Last week we learned about a car crash involving Marion County Sheriff Officer Brian Davis, 45, and Payton Rodgers, 18, that happened May 11.
Indiana State Police, that was investigating the crash, said Davis had his lights and sirens on while responding to help another officer with a traffic stop when the accident happened.
Initial crash reports state that Rogers pulled into the path of Davis’ patrol car and that he had the right-of-way with a green traffic light since he activated the opticom system, which suspends the normal traffic light cycles to give emergency vehicles a way to avoid waiting for traffic.
Rogers was pronounced dead at the scene.
” Rogers was an honor roll student who completed 21 college credits. She wanted to be a forensic pathologist and was set to graduate high school in a few weeks,” according to The Denver Channel.
Paytons mother, Brandy Rogers, has attempted multiple times to obtain copies of the dashcam footage from Davis patrol car and has failed to get copies as she believes her daughter had the right-of-way and had the green light.
Marion County Sheriff’s Department did allow Roger to watch the footage but not obtain copies of it. Roger took to her Facebook stating that she did not hear any sirens in the video but actually heard the engine rev.
The Chronicle Tribune was able to watch the video as well and confirmed that the officer increased his speed,
“The video shows that Davis picked up speed substantially as he proceeded down Third Street and was traveling at a high rate of speed as he entered the intersection, where his car pinned Rogers’ car to the building on the southwest corner as she attempted to cross Third Street.
ISP Public Information Officer Tony Slocum said state investigators had determined the speed of the officer’s vehicle at the time of the crash using black box records but said he could not release the speed because it was contained in a protected case report.”
She is not the only one that has attempted to get copies and been denied. Independent journalist and activist Chris Crepeau reached out to Public Information Officer Stephen Dorsey in attempts to obtain copies as well.
His request was redirected to Corporate Counsel Thomas Hunt and denied.
When denied he reached out to PINAC News forwarding the denials.
The first denial was due to it being to broad where Hunt cited Indiana Code Sec. 5-14-3-3(a)(1) and Anderson v. Huntington County Board of Commissioners
When Crepeau changed his request to a more specific request he was denied again stating he was told that the department does not have to give physical copies.
After hearing this PINAC reached out to PIO Dorsey and we were redirected to Hunt.

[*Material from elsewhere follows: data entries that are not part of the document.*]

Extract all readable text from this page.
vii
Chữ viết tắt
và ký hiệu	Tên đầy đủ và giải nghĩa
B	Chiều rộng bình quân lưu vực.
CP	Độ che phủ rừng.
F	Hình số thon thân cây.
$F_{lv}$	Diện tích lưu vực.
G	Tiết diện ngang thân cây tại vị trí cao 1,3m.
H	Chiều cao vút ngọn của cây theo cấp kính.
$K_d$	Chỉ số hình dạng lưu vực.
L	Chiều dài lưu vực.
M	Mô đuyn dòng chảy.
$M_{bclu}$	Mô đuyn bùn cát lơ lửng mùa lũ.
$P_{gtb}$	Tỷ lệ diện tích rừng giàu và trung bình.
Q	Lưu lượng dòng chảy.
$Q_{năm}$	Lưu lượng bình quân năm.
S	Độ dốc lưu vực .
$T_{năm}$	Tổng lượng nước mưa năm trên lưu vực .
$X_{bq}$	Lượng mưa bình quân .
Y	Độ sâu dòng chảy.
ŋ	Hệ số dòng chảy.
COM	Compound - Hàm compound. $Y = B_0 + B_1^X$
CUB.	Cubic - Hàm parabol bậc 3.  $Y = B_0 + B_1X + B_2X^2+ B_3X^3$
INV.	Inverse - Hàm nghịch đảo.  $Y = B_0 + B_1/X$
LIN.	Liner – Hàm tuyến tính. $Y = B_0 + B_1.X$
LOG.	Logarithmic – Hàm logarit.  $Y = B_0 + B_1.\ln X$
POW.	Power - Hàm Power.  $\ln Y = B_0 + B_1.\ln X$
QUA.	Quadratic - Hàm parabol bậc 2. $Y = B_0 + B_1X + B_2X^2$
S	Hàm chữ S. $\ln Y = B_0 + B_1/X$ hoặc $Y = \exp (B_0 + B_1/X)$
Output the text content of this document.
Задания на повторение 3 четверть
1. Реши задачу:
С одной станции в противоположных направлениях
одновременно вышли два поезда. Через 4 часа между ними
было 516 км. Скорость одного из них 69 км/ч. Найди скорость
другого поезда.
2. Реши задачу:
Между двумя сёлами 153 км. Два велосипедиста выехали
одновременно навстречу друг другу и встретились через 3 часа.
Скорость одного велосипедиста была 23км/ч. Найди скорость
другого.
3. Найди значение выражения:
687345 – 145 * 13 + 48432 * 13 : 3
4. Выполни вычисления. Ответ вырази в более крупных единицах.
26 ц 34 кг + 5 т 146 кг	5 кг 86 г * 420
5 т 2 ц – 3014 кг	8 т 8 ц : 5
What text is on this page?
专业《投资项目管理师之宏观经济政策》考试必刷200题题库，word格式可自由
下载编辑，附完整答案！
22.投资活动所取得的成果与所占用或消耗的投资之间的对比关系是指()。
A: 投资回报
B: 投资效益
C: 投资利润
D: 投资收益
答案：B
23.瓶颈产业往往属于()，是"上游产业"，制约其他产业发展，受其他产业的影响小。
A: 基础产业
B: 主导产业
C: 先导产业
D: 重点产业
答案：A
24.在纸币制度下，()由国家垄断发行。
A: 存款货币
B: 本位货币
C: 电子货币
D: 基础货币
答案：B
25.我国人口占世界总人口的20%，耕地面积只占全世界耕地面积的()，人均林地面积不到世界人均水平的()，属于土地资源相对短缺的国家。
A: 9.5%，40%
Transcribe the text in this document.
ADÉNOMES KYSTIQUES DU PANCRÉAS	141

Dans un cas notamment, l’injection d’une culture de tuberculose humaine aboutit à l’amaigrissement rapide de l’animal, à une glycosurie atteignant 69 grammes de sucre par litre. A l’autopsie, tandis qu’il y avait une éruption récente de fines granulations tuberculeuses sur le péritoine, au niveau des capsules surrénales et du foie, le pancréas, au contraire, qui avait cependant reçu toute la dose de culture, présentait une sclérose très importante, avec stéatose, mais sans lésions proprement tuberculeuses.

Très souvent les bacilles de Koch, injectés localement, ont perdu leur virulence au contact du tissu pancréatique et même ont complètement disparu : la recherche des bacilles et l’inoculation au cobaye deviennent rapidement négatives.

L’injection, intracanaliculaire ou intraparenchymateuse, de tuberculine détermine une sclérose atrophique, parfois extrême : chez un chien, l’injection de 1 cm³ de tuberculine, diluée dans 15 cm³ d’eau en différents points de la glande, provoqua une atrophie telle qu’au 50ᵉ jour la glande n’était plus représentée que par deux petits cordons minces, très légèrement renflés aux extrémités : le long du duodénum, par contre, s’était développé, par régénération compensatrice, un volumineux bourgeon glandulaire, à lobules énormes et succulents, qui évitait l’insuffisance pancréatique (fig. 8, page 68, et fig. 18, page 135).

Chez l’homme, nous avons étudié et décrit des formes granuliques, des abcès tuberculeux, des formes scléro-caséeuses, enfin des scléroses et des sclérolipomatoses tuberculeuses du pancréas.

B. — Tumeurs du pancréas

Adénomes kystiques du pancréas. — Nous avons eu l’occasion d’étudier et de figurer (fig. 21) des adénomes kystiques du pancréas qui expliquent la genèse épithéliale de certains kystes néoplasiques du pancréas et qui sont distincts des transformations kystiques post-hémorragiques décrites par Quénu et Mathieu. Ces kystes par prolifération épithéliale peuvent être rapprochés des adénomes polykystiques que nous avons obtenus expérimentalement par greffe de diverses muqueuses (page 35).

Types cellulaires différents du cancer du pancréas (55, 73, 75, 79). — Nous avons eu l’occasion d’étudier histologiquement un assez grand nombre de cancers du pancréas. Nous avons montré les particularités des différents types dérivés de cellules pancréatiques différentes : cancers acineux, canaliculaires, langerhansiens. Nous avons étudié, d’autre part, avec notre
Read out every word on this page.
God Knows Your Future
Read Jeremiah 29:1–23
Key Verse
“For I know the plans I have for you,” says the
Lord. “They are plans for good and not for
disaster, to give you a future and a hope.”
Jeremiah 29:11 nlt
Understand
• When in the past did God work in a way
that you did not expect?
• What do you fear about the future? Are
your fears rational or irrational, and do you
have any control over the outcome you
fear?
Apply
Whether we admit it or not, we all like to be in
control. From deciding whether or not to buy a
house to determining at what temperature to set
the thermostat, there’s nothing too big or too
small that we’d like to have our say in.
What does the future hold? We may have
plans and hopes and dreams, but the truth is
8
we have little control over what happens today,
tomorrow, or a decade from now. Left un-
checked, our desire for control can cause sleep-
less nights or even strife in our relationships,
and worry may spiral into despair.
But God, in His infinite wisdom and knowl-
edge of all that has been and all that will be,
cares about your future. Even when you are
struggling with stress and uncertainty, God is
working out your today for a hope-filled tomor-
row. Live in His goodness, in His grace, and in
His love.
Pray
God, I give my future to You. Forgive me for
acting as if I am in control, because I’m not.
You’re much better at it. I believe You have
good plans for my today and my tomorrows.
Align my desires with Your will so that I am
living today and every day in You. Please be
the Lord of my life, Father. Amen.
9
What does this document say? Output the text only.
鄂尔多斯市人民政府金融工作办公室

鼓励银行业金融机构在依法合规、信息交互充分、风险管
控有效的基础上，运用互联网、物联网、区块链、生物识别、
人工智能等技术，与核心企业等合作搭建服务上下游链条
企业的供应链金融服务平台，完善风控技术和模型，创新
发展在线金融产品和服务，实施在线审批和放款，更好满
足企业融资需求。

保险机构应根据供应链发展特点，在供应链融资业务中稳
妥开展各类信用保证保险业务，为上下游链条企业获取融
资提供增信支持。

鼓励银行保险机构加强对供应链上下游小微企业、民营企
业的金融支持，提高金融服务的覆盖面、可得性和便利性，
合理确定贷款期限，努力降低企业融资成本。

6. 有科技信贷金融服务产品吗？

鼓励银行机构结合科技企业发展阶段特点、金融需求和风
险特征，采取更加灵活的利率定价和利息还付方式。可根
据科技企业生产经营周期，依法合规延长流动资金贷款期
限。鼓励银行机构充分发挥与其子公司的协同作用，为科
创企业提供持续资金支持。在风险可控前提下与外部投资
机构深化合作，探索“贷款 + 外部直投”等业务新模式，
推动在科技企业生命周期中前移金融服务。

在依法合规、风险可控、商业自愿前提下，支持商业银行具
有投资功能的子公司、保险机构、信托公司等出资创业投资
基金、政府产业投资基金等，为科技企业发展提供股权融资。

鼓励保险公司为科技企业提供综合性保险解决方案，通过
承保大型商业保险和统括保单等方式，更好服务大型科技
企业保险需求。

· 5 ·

We requested specifically just the dashcam footage and were denied.
We then cited the same exact law Hunt cited to Crepeau but a different section.
IC 5-14-3-3 (b) states the following…
“(b) A public agency may not deny or interfere with the exercise
of the right stated in subsection (a). Within a reasonable time after
the request is received by the agency, the public agency shall either:
(1) provide the requested copies to the person making the
(2) allow the person to make copies:
(A) on the agency’s equipment; or
(B) on the person’s own equipment.
(c) Notwithstanding subsections (a) and (b), a public agency may
or may not do the following:
(1) In accordance with a contract described in section 3.5 of this
chapter, permit a person to inspect and copy through the use of
enhanced access public records containing information owned
by or entrusted to the public agency.
(2) Permit a governmental entity to use an electronic device to
inspect and copy public records containing information owned
by or entrusted to the public agency.”
“There is one specifically for law enforcement videos. I’ve left for the weekend so I can’t get you the cite until I get back Monday.”
On June 28, Roger posted on her Facebook account that her lawyer was finally able to obtain copies of the dashcam footage.
When Marion Police Chief Angela Haley was asked why there was no audio in the footage she said that she wasn’t sure why sirens could not be heard in the video, which goes against the initial reports that the sirens were on.
Once back in office, Hunt did reach back out to Photography Is Not A Crime and cited that he was using IC 5-14-3-5. The only issue with that is, that section of the statue is for: Information relating to arrest or summons;jailed persons; agency records.
Since the driver of the car died no one was jailed. If Hunt is stating that it is due to agency records, that statue ends with:
“The information required in this subsection shall be made available for inspection and copying in compliance with this chapter. The record containing the information must be created not later than twenty-four (24) hours after the suspected crime, accident, or complaint has been reported to the agency.”
It is clear that Hunt is trying really hard to keep this under the covers of national attention and with that in mind, what else is being shielded about the department by Hunt?